In this painting, the whole is treated with a breadth that recalls the great Venetian portraits of the Renaissance. The forms are amazingly substantial and well-defined. The bent figure fills her space grandly.

It is a powerfully constructed work, compact and clear, with parts beautifully fitted to each other and to the canvas surface. The tilted mass of the upper body (with right angle at the elbow) is opposed to the rectangular masses of the skirt and drape; yet the vertical and horizontal rarely come to view, and then only in short segments (as in the bracelet and the wall) or as parts of more complex lines. The most stable masses are covered with lines and spots of unarchitectural quality - diagonal, crossed, or curved on the draped table, convergent on the skirt - a typical device of Cezanne's later art by which the severity of construction is softened and opposed qualities are interjoined.

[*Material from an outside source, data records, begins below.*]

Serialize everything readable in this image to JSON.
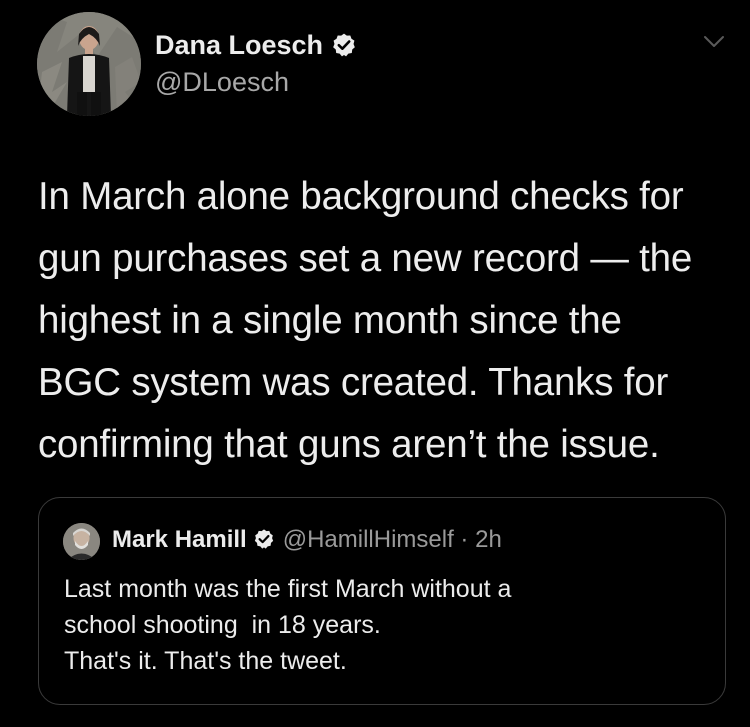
{
  "tweet": {
    "author_name": "Dana Loesch",
    "author_handle": "@DLoesch",
    "text_lines": [
      "In March alone background checks for",
      "gun purchases set a new record — the",
      "highest in a single month since the",
      "BGC system was created. Thanks for",
      "confirming that guns aren’t the issue."
    ]
  },
  "quoted_tweet": {
    "author_name": "Mark Hamill",
    "author_handle": "@HamillHimself",
    "separator": " · ",
    "time": "2h",
    "text_lines": [
      "Last month was the first March without a",
      "school shooting  in 18 years.",
      "That's it. That's the tweet."
    ]
  },
  "icons": {
    "verified": "verified-badge-icon",
    "menu": "chevron-down-icon"
  },
  "colors": {
    "background": "#000000",
    "primary_text": "#ececec",
    "secondary_text": "#a8a8a8",
    "border": "#3a3a3a"
  }
}
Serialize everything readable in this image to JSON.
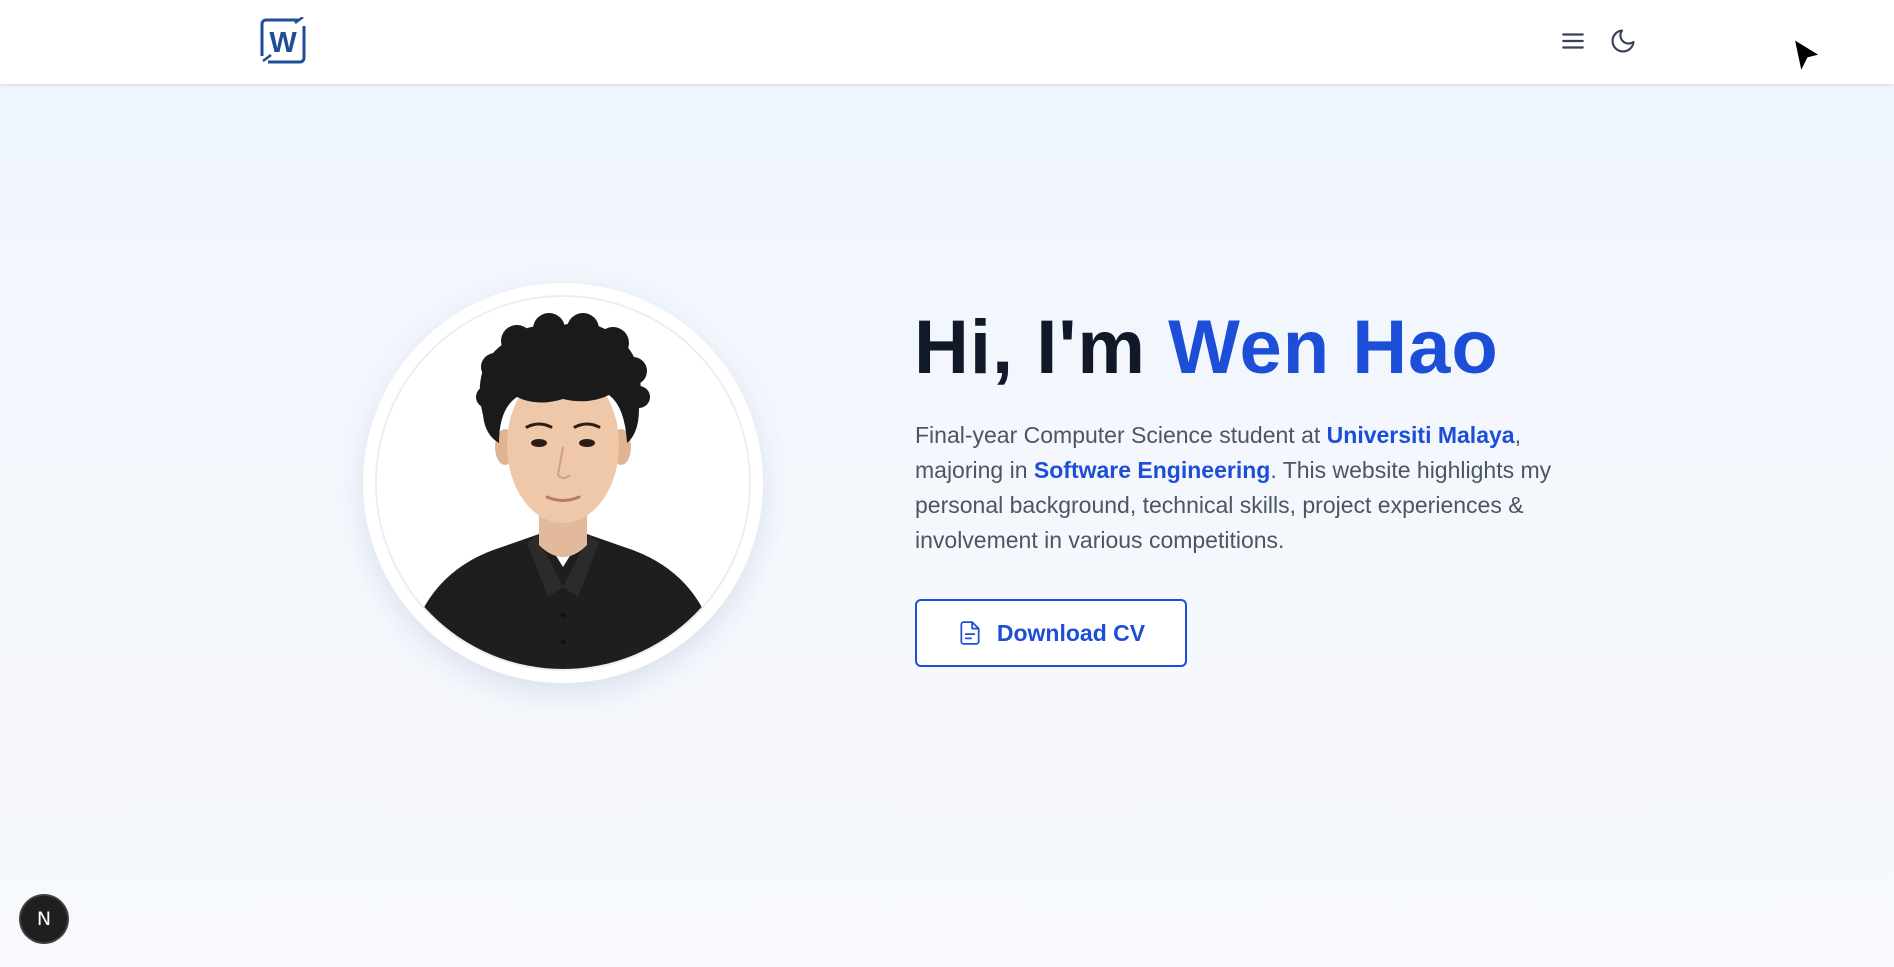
{
  "header": {
    "logo_letter": "W",
    "logo_icon": "w-logo-icon",
    "menu_icon": "menu-icon",
    "theme_icon": "moon-icon"
  },
  "hero": {
    "greeting": "Hi, I'm ",
    "name": "Wen Hao",
    "desc_part1": "Final-year Computer Science student at ",
    "university": "Universiti Malaya",
    "desc_part2": ", majoring in ",
    "major": "Software Engineering",
    "desc_part3": ". This website highlights my personal background, technical skills, project experiences & involvement in various competitions.",
    "cv_button_label": "Download CV",
    "cv_button_icon": "document-icon"
  },
  "badge": {
    "label": "N",
    "icon": "nextjs-icon"
  },
  "colors": {
    "accent": "#1d4ed8",
    "heading": "#111827",
    "body_text": "#4b5563",
    "background": "#eff5fd"
  }
}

The color is rich, grave, and strong. The simplicity of the large aspect conceals at first the variety of the color relationships that have been employed. The dark blue of the skirt has a different kind of contrast with each of the large areas of color. Its darkness or low value is opposed to the white; its coolness, to the warm complementaries of yellow and orange in the face; its uniformity or evenness, to the mottled color of the drape; its purity, to the mixed, neutralized brown of the wall. At the same time, the blue mass is harmonized with all these distinct, opposed fields: its convergent stripes reappear in the white sleeve, which is also toned with blue and grey; dark blue lines mark the contours at the face and features and right arm, and there is blue, grey, and black in the fichu; it is tied to the wall, not only through vague green and purple tints within the brown and through the lines of the wall and dado at the left, but through the dark key - there is a progression from the skirt to the purplish dado to the upper wall; and last, the blue area is related to the tablecloth through its similar position and shape, and also through the analogy of lines. Touches of red and green bind the face to the decoration of the drape.